The book "promises an anthology for a new moment in poetry”, Doubleday said, and offers "a collection of fresh, vibrant voices from poets all over the globe".
Lizzy Goudsmit, commissioning editor at Transworld, acquired UK and Commonwealth rights to the title by from Daisy Parente at Lutyens & Rubenstein. Doubleday will publish Set Me On Fire in hardback in autumn 2019.
"These are poems about eating and kissing and having too many feelings, about being outside and inside and loving someone so much you think you might die of it,” the publisher's synopsis reads. "They are about break-ups and getting back together and oh-god-it’s-complicated-don’t-ask-me moments. They are about wanting and waiting and having, about grieving and life after death and the end of the world. They are, in other words, about being alive.”
Risbridger is a writer and poet who has written for the Guardian, Prospect, Grazia and Stylist, among others, as well as various regular columns for the Pool including, most recently, ‘My Life in Poems’. Meanwhile her debut, a cookbook, Midnight Chicken: & Other Recipes Worth Living For, will be published by Bloomsbury next January.
She revealed that the book started life as a birthday present for her best friend “who hates poetry”.
Risbridger said: "Happily, I have convinced her that poetry can be so much more than what we learned at school- and now, ideally, I’d like to convince everyone else too. We’re living in a mad, thrilling golden age of poetry, and I’m really looking forward to being able to reach out to the extraordinary poets who shape my life and asking them to come on board with Transworld.
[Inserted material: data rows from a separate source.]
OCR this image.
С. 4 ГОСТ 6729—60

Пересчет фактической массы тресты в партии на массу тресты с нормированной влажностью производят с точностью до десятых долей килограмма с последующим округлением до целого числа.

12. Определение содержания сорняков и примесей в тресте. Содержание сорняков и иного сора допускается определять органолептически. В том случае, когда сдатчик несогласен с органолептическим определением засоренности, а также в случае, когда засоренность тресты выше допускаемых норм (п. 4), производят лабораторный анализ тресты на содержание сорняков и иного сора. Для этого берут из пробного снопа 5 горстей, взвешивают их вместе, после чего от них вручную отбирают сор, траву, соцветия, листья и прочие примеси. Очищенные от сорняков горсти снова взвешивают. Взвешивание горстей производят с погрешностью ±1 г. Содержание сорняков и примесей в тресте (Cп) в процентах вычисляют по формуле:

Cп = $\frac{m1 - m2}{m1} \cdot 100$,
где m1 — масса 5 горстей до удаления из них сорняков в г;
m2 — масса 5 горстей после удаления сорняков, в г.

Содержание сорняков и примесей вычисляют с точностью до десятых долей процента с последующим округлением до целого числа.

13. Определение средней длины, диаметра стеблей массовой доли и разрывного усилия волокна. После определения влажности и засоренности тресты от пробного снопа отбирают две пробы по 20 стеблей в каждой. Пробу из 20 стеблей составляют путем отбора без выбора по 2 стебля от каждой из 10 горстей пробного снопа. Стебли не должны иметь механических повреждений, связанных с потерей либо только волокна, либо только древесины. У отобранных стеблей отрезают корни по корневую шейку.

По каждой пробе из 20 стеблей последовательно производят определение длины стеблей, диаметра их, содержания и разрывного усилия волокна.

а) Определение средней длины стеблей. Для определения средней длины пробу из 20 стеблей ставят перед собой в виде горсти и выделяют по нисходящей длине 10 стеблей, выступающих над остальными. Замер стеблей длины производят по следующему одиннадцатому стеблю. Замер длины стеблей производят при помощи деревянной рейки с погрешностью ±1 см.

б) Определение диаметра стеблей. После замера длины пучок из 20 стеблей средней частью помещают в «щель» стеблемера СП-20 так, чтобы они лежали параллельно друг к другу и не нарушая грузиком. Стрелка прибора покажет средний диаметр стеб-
She added: "So often poetry anthologies are dominated by straight dead white men, so I’m especially thrilled to be able to bring so many poets of colour, LGBTQ poets and female poets together in this book. These poems are radical, heart-breaking, hilarious and somehow completely true. I love them all."
Goudsmit says: "This is such a smart, moving, charming anthology. Ella somehow finds the perfect poems to illustrate the feelings that make up our everyday, the good and the bad, those we know well and those that are hard to describe. Her annotations are insightful and honest and thoughtfully explore the brilliant, powerful, devastating moments that make up a life. I couldn’t be more excited to publish this next year."